Numa sociedade que procura o gozo com obsessão cada vez mais exclusivista – deixando em segundo, terceiro ou último plano aquilo que, ainda ontem, seria considerado “primordial” –, o sofrimento, o infortúnio e a provação são considerados adversários mortais.

Assim firmado, o mundo moderno se contrapõe à realidade da criação, na qual a luta figura como parte integrante e necessária da vida: é preciso combater para vencer as enfermidades, para trabalhar a terra, para resistir às agruras das intempéries.

E esta verdade torna-se ainda mais cogente no campo espiritual, onde somos constantemente confrontados com o “inimigo” (Mt 13, 28).

Não se trata de uma consequência desastrosa do pecado original, como muitos podem pensar.

A primeira batalha da terra deu-se precisamente naquele Paraíso magnífico no qual Deus permitiu a entrada da serpente. Por que razão? Para dar ao homem a oportunidade de, lutando, imitar a lealdade dos Anjos, aperfeiçoar sua semelhança com o Criador e tornar-se um herói, merecedor do prêmio eterno.

Nem mesmo o pecado pôde frustrar esse plano de Deus.

Em primeiro lugar, porque Ele fez refulgir todas as perfeições da virtude, da fidelidade e da vitória na frágil Virgem de Nazaré, coroada no Céu como Rainha dos homens, dos Anjos e de todo o criado.
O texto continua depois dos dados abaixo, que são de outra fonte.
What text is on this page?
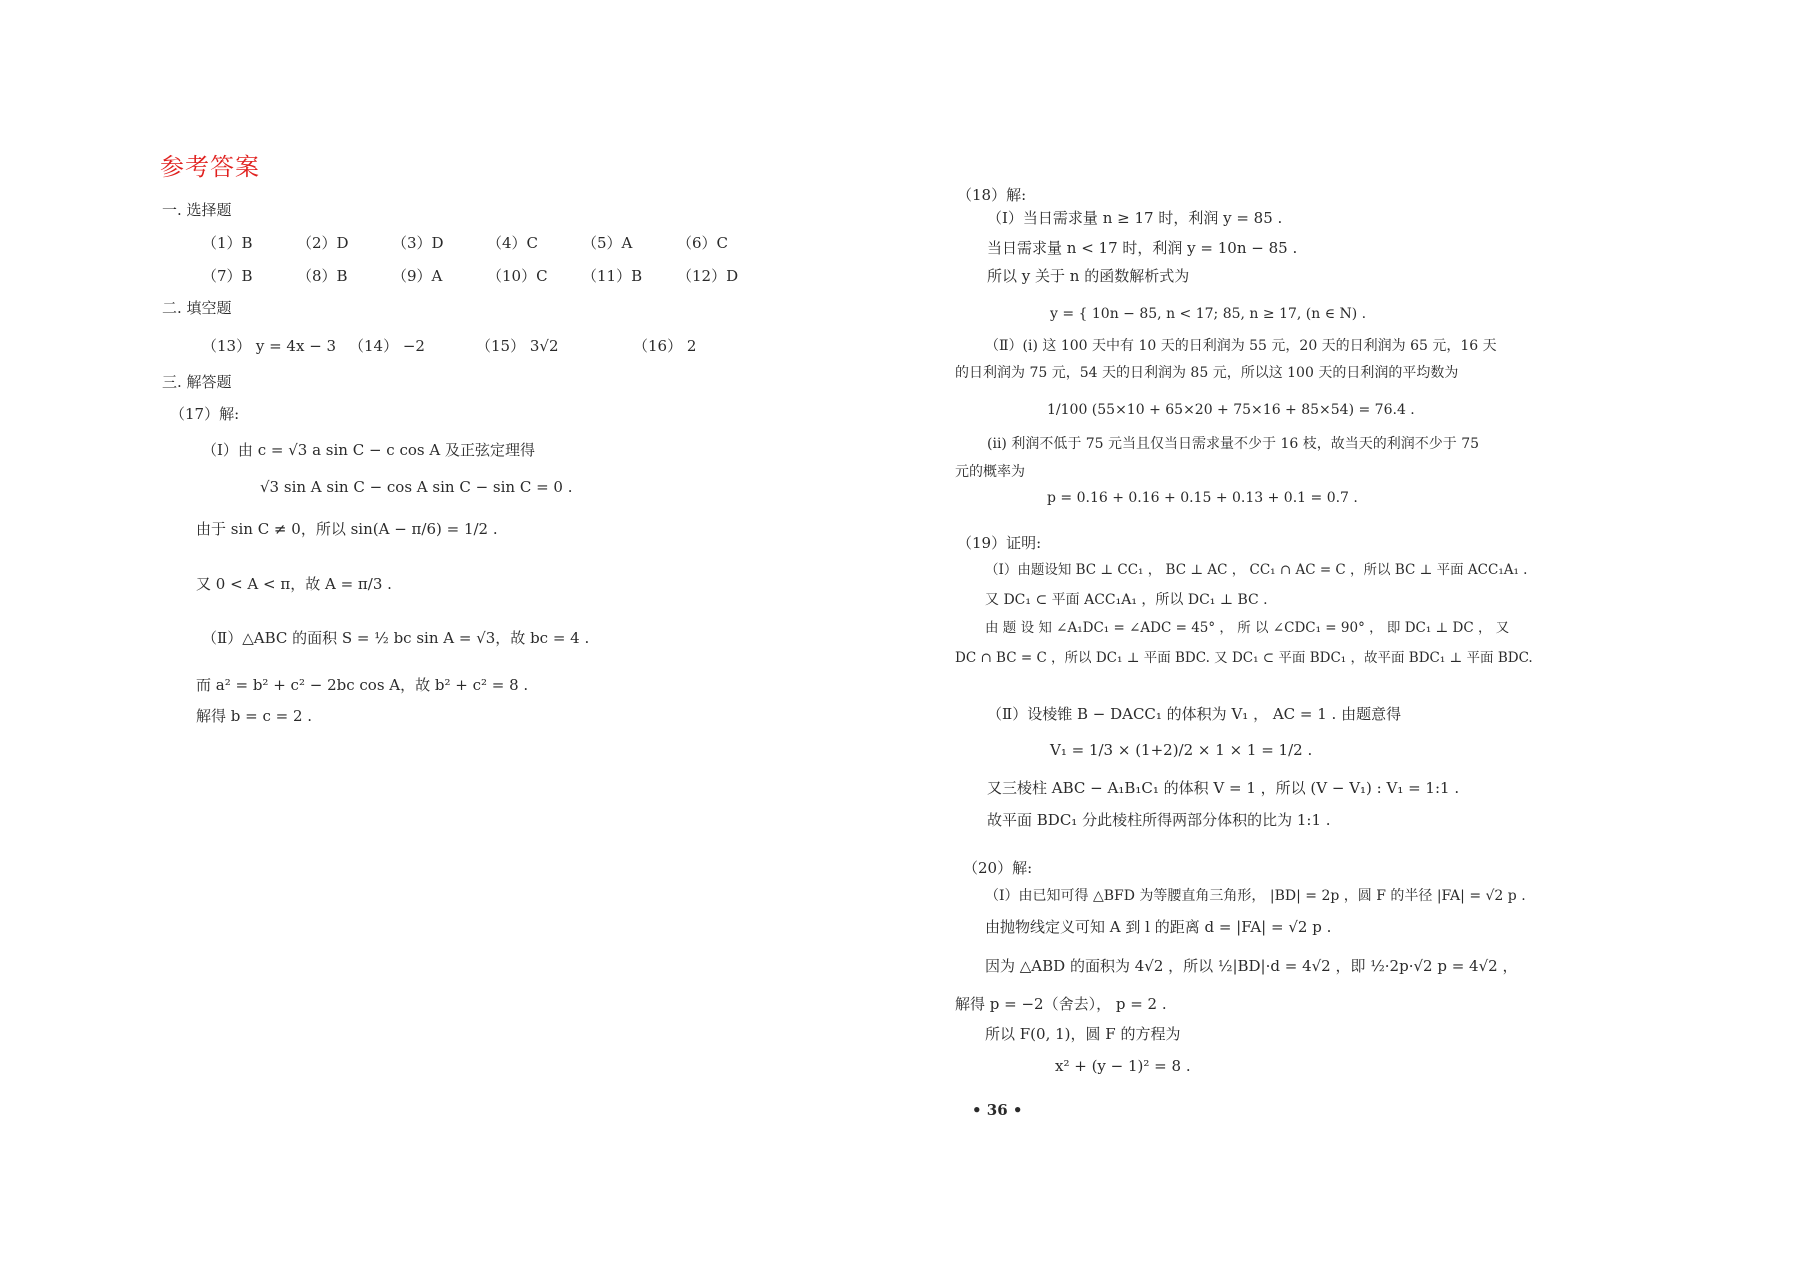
参考答案
一. 选择题
（1）B	（2）D	（3）D	（4）C	（5）A	（6）C
（7）B	（8）B	（9）A	（10）C （11）B （12）D
二. 填空题
（13） y = 4x − 3 （14） −2	（15） 3√2	（16） 2
三. 解答题
（17）解:
（Ⅰ）由 c = √3 a sin C − c cos A 及正弦定理得
√3 sin A sin C − cos A sin C − sin C = 0 .
由于 sin C ≠ 0，所以 sin(A − π/6) = 1/2 .
又 0 < A < π，故 A = π/3 .
（Ⅱ）△ABC 的面积 S = ½ bc sin A = √3，故 bc = 4 .
而 a² = b² + c² − 2bc cos A，故 b² + c² = 8 .
解得 b = c = 2 .
（18）解:
（Ⅰ）当日需求量 n ≥ 17 时，利润 y = 85 .
当日需求量 n < 17 时，利润 y = 10n − 85 .
所以 y 关于 n 的函数解析式为
y = { 10n − 85, n < 17; 85, n ≥ 17, (n ∈ N) .
（Ⅱ）(ⅰ) 这 100 天中有 10 天的日利润为 55 元，20 天的日利润为 65 元，16 天
的日利润为 75 元，54 天的日利润为 85 元，所以这 100 天的日利润的平均数为
1/100 (55×10 + 65×20 + 75×16 + 85×54) = 76.4 .
(ⅱ) 利润不低于 75 元当且仅当日需求量不少于 16 枝，故当天的利润不少于 75
元的概率为
p = 0.16 + 0.16 + 0.15 + 0.13 + 0.1 = 0.7 .
（19）证明:
（Ⅰ）由题设知 BC ⊥ CC₁ ， BC ⊥ AC ， CC₁ ∩ AC = C ，所以 BC ⊥ 平面 ACC₁A₁ .
又 DC₁ ⊂ 平面 ACC₁A₁ ，所以 DC₁ ⊥ BC .
由 题 设 知 ∠A₁DC₁ = ∠ADC = 45° ， 所 以 ∠CDC₁ = 90° ， 即 DC₁ ⊥ DC ， 又
DC ∩ BC = C ，所以 DC₁ ⊥ 平面 BDC. 又 DC₁ ⊂ 平面 BDC₁ ，故平面 BDC₁ ⊥ 平面 BDC.
（Ⅱ）设棱锥 B − DACC₁ 的体积为 V₁ ， AC = 1 . 由题意得
V₁ = 1/3 × (1+2)/2 × 1 × 1 = 1/2 .
又三棱柱 ABC − A₁B₁C₁ 的体积 V = 1 ，所以 (V − V₁) : V₁ = 1:1 .
故平面 BDC₁ 分此棱柱所得两部分体积的比为 1:1 .
（20）解:
（Ⅰ）由已知可得 △BFD 为等腰直角三角形， |BD| = 2p ，圆 F 的半径 |FA| = √2 p .
由抛物线定义可知 A 到 l 的距离 d = |FA| = √2 p .
因为 △ABD 的面积为 4√2 ，所以 ½|BD|·d = 4√2 ，即 ½·2p·√2 p = 4√2 ，
解得 p = −2（舍去）， p = 2 .
所以 F(0, 1)，圆 F 的方程为
x² + (y − 1)² = 8 .
• 36 •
Em segundo lugar, porque há uma corrente de ouro na História que liga o Gênesis ao Apocalipse com o selo de uma santidade íntegra, que permanece intacta apesar dos pântanos que tenha de atravessar.

Por último, porque contemplamos na Igreja um constante crescimento em graça que, à imagem do seu Divino Esposo Crucificado, a faz reluzir com especial brilho nas horas da “Paixão”.

O plano divino se realiza também, de forma meticulosa, na luta interior de cada alma. Todo homem precisa rejeitar o demônio proferindo um “fiat” que preserve e enriqueça o tesouro de sua inocência, comprado pelo Redentor na Cruz “por um preço muito alto” (I Cor 6, 20). E, a fim de ajudá-lo numa batalha que, de outro modo, seria desproporcional, Deus lhe oferece sua graça, o auxílio infalível de Nossa Senhora e a constante proteção dos Anjos.

Vencer nesse combate, contudo, exige da alma muita humildade e muita pureza.

Ensina-nos a Santíssima Virgem que o Todo-Poderoso realiza maravilhas em favor de quem reconhece o seu nada (cf. Lc 1, 48-49), e não se é verdadeiramente humilde sem ser puro.

Enquanto a humildade requinta e eleva a castidade, esta resguarda e fortalece aquela.

Ambas virtudes, tão características de Maria, são como duas muralhas de aço que se protegem mutuamente, e por isso são tão odiadas pelo mal.

Ao vencedor, Jesus concede assentar-se com Ele no seu trono (cf. Ap 3, 21). Sem luta, porém, não há vitória. Para dar ao homem a glória do triunfo, a Providência o expõe ao risco da batalha.

No transcurso da mesma, cabe a cada um dar a César o que é de César, sem deixar de, antes e acima de tudo, tributar a Deus o que é de Deus.